ShroomDog ShroomDog 反駁:

OpenClaw’s agent-to-agent architecture is the production version of this.

The Clawd instance on the Linux VM (running 24/7) can delegate tasks to agents on other machines via SSH. This article was produced that way — Claude Code on my Mac and Clawd on the VM collaborating, Clawd sometimes sending tasks to another agent.

Not magic. Just SSH + stdin/stdout + bash glue. But once it’s set up, you have “agent delegates to agent, human manages oracle.” Today it runs translations and quality scoring. Same structure, tomorrow it can run tests.

Conclusion

Claude Code’s zero tests was an organizational problem, not a technical one.

The technology was always there — static analysis ready to run today, MITM proxy ready to deploy today, cross-model testing ready to try today. The attestation bug example isn’t theoretical: it was a real bug, found by the community in a few hours after the leak, something Claude could have flagged in minutes.

The real reason was that nobody’s job was to use the tool on the tool itself.

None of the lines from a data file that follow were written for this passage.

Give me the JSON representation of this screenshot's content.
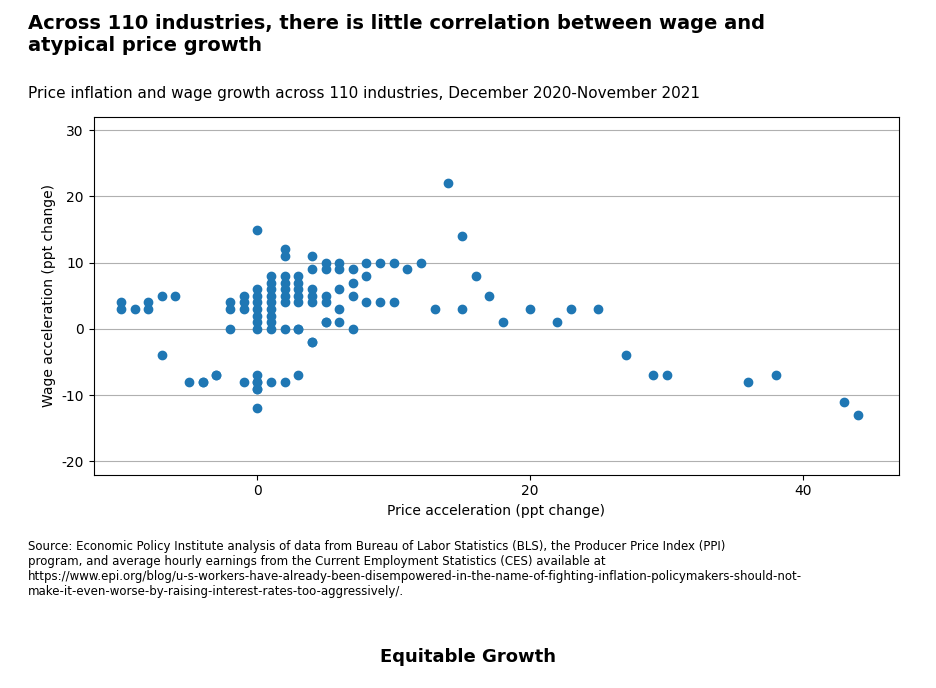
{
  "chart_data": {
    "type": "scatter",
    "title": "Across 110 industries, there is little correlation between wage and\natypical price growth",
    "subtitle": "Price inflation and wage growth across 110 industries, December 2020-November 2021",
    "xlabel": "Price acceleration (ppt change)",
    "ylabel": "Wage acceleration (ppt change)",
    "source": "Source: Economic Policy Institute analysis of data from Bureau of Labor Statistics (BLS), the Producer Price Index (PPI)\nprogram, and average hourly earnings from the Current Employment Statistics (CES) available at\nhttps://www.epi.org/blog/u-s-workers-have-already-been-disempowered-in-the-name-of-fighting-inflation-policymakers-should-not-\nmake-it-even-worse-by-raising-interest-rates-too-aggressively/.",
    "annotations": [
      "Equitable Growth"
    ],
    "xlim": [
      -12,
      47
    ],
    "ylim": [
      -22,
      32
    ],
    "xticks": [
      0,
      20,
      40
    ],
    "yticks": [
      -20,
      -10,
      0,
      10,
      20,
      30
    ],
    "grid": "y",
    "x": [
      -10,
      -10,
      -9,
      -8,
      -8,
      -7,
      -7,
      -6,
      -5,
      -4,
      -4,
      -3,
      -3,
      -2,
      -2,
      -2,
      -1,
      -1,
      -1,
      0,
      0,
      0,
      0,
      0,
      0,
      0,
      0,
      0,
      0,
      0,
      0,
      0,
      1,
      1,
      1,
      1,
      1,
      1,
      1,
      1,
      1,
      2,
      2,
      2,
      2,
      2,
      2,
      2,
      2,
      3,
      3,
      3,
      3,
      3,
      3,
      3,
      4,
      4,
      4,
      4,
      4,
      4,
      5,
      5,
      5,
      5,
      5,
      6,
      6,
      6,
      6,
      7,
      7,
      7,
      7,
      8,
      8,
      8,
      9,
      9,
      10,
      10,
      11,
      12,
      13,
      14,
      15,
      15,
      16,
      17,
      18,
      20,
      22,
      23,
      25,
      27,
      29,
      30,
      36,
      38,
      43,
      44,
      0,
      -1,
      1,
      2,
      3,
      4,
      5,
      6
    ],
    "values": [
      3,
      4,
      3,
      4,
      3,
      5,
      -4,
      5,
      -8,
      -8,
      -8,
      -7,
      -7,
      4,
      3,
      0,
      5,
      4,
      3,
      15,
      6,
      5,
      4,
      3,
      2,
      1,
      -7,
      -8,
      -8,
      -9,
      -12,
      0,
      8,
      7,
      6,
      5,
      4,
      3,
      2,
      1,
      0,
      12,
      11,
      8,
      7,
      6,
      5,
      4,
      0,
      8,
      7,
      6,
      5,
      4,
      0,
      -7,
      11,
      9,
      6,
      5,
      4,
      -2,
      10,
      9,
      5,
      4,
      1,
      10,
      9,
      6,
      3,
      9,
      7,
      5,
      0,
      10,
      8,
      4,
      10,
      4,
      10,
      4,
      9,
      10,
      3,
      22,
      14,
      3,
      8,
      5,
      1,
      3,
      1,
      3,
      3,
      -4,
      -7,
      -7,
      -8,
      -7,
      -11,
      -13,
      -9,
      -8,
      -8,
      -8,
      0,
      -2,
      1,
      1
    ]
  }
}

Anthropic built the best AI coding tool in the world, helping millions of developers write better-tested code — then nobody used that tool to test the tool. After the leak, strangers on the internet found the attestation bug, the silent downgrade logic, that 3,167-line function. Claude could have found all of these earlier.

This contradiction isn’t unique to Anthropic. Every team writing code with AI faces the same question: whose job is it to verify what the AI produces?

The tools exist. The empty OKR line is the actual problem.